S. Africa Banks Face Bad-Debt Readiness Test: In Five Charts

  • Rand turmoil after finance minister shock adds to rate risks
  • Country set for ratings downgrades; consumers heavily in debt

South African banks were preparing for an increase in bad debts among customers next year even before President Jacob Zuma shocked markets by suddenly removing his finance minister last week and reassigning his replacement after just four days.

The rand hasn’t fully rebounded from the record lows it plumbed following Zuma’s initially unexplained dismissal of Nhlanhla Nene on Dec. 9. The currency’s slump has added to prospects of interest rate increases in the new year, which will compound the strain on consumers already faced with a debt-to-household income ratio of 78 percent.

Bond yields also haven’t completely retraced losses after surging to seven-year highs following Zuma’s intervention, which came just days after a credit-rating downgrade and the lowering of its outlook put South Africa on the road to junk status. Lenders’ earnings may be squeezed next year as a jump in funding costs and worse-than-bargained-for bad-debt levels counter the positive effect that higher interest rates have on the income banks receive for their capital.

“Even without the Nene decision, South Africa was going to have to work twice as hard to salvage its financial reputation,” said Michael Power, strategist and money manager at Investec Asset Management, which oversees about $106 billion. “The ‘possibility of a financial crisis’ discount that the bank shares now have will not go away until there are a whole string of decisions from government suggesting that it is truly, unreservedly serious about getting the economic management of South Africa back on the right track.”

Johannesburg’s banks index has dropped 17 percent this year, and fell 1.9 percent Friday.

Below are five charts that show how Zuma’s decisions added to an already difficult picture for lenders in Africa’s most industrialized economy.

1. The banks lost billions of dollars in market value, and even Zuma’s appointment of Pravin Gordhan, known in international financial markets because of a previous term as finance minister, has yet to guide stocks back to their pre-Nene firing levels.

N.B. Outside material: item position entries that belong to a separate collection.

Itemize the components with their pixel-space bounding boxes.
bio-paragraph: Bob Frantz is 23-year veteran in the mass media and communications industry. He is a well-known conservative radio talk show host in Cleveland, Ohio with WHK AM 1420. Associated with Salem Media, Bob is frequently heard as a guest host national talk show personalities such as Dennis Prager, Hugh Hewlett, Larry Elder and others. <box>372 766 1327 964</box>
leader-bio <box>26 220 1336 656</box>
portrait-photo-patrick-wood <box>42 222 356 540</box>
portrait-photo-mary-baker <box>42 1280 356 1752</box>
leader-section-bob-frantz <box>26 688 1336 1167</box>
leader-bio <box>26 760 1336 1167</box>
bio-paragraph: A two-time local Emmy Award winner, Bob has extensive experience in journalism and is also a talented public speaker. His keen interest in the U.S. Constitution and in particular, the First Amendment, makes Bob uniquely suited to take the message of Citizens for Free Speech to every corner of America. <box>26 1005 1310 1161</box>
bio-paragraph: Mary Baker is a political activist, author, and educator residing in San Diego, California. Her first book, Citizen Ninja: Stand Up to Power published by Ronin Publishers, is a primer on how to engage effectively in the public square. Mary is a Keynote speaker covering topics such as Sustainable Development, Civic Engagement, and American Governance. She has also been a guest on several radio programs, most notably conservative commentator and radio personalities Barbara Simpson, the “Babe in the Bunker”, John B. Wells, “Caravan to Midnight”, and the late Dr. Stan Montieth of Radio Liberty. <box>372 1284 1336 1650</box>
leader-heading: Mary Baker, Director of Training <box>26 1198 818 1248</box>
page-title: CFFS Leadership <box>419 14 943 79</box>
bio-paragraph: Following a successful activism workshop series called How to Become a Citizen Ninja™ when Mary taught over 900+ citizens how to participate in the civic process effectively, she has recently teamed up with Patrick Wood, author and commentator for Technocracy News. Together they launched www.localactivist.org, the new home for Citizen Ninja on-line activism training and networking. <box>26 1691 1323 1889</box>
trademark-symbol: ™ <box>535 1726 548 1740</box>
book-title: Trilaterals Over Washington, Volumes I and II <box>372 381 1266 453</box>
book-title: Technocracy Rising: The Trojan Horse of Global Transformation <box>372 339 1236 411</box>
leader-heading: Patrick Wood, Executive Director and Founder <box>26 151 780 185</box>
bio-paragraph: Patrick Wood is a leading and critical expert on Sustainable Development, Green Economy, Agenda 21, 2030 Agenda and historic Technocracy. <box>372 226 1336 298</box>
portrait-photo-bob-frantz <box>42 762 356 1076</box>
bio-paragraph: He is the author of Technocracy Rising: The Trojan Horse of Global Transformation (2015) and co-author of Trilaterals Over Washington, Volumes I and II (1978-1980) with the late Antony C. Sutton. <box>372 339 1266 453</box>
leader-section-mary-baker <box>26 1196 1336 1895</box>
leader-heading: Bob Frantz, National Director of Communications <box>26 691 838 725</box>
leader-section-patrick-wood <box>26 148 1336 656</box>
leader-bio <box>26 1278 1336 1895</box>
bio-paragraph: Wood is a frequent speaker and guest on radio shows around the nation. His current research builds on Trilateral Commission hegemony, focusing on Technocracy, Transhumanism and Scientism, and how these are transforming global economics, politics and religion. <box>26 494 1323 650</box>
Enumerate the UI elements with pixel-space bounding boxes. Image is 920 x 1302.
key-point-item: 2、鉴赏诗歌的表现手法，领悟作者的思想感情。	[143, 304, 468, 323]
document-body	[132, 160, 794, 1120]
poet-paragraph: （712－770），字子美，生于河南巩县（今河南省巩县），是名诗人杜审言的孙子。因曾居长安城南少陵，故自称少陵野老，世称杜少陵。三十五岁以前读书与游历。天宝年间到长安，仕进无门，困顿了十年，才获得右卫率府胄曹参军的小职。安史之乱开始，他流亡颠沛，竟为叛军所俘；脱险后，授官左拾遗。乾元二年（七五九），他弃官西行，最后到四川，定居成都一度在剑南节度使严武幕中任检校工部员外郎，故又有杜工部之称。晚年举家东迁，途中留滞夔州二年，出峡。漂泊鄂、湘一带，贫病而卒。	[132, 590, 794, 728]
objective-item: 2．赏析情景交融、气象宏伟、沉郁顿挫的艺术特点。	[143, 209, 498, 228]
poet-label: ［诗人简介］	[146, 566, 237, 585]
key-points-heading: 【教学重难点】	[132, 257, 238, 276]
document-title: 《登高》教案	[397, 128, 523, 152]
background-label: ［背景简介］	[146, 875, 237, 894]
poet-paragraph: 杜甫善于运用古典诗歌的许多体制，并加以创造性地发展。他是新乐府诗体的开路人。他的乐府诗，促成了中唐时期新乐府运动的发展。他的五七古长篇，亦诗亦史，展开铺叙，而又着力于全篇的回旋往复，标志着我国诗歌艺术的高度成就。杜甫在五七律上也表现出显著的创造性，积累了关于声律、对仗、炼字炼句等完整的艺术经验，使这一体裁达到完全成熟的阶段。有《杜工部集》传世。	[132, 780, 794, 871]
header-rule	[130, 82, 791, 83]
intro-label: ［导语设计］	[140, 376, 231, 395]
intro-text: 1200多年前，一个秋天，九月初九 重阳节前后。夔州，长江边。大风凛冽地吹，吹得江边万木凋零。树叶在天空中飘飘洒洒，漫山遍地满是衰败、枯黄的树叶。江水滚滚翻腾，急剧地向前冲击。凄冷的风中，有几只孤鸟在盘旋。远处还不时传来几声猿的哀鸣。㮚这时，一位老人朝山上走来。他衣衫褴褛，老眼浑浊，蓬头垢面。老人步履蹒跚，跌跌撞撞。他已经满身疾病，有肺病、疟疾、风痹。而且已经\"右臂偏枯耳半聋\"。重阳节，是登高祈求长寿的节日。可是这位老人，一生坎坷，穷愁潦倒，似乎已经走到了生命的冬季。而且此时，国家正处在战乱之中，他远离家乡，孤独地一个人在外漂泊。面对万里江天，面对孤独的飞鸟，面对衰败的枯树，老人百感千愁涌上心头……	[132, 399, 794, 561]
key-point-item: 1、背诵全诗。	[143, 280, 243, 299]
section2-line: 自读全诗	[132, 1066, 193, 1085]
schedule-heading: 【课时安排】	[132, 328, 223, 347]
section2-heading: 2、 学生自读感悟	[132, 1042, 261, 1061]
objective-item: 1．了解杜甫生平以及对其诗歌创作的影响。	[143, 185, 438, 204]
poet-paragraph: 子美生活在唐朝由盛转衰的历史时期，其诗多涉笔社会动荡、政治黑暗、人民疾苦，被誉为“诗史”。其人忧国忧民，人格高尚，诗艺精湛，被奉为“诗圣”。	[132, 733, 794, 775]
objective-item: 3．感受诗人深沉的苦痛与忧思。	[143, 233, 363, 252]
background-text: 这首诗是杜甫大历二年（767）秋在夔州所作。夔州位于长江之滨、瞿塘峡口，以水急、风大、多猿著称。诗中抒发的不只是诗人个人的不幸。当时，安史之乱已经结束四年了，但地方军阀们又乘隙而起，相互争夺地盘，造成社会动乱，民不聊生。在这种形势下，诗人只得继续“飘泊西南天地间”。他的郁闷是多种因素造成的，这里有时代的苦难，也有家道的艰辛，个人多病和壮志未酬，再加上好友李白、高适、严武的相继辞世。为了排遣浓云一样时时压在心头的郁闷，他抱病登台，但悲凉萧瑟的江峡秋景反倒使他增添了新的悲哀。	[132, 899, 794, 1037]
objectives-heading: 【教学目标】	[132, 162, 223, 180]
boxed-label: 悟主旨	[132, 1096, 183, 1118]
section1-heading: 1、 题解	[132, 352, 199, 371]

2. After a 2009 recession, bad debt levels at South African lenders rose. They responded by tightening credit rules and beefing up collections teams. They’ve remained cautious about who they lend to and have managed non-performing loans lower. With interest rates set to climb more than originally expected next year, bad debt levels could pick up.

3. Inflation was already forecast to breach the central bank’s 6 percent upper target in the first quarter of next year. With a weaker rand, consumer prices may move higher and for longer and the South African Reserve Bank may increase interest rates, making it harder for consumers to keep up with their payments.

4. Zuma’s flipflop on finance ministers means the cost of funding will rise. This will have less of an impact on South African banks than rising bad debt levels because on average less than one fifth of their funding comes from debt-capital markets. The banks are large, deposit-taking businesses and their capital levels will probably continue to exceed Basel III’s minimum requirements in 2016.

5. Accelerating inflation and interest rates could signal even slower growth for the moribund South African economy, which narrowly avoided a recession this year. The country’s biggest lenders have forecast a drop in earnings, which may now be steeper as bad debts eat away the profit they have generated.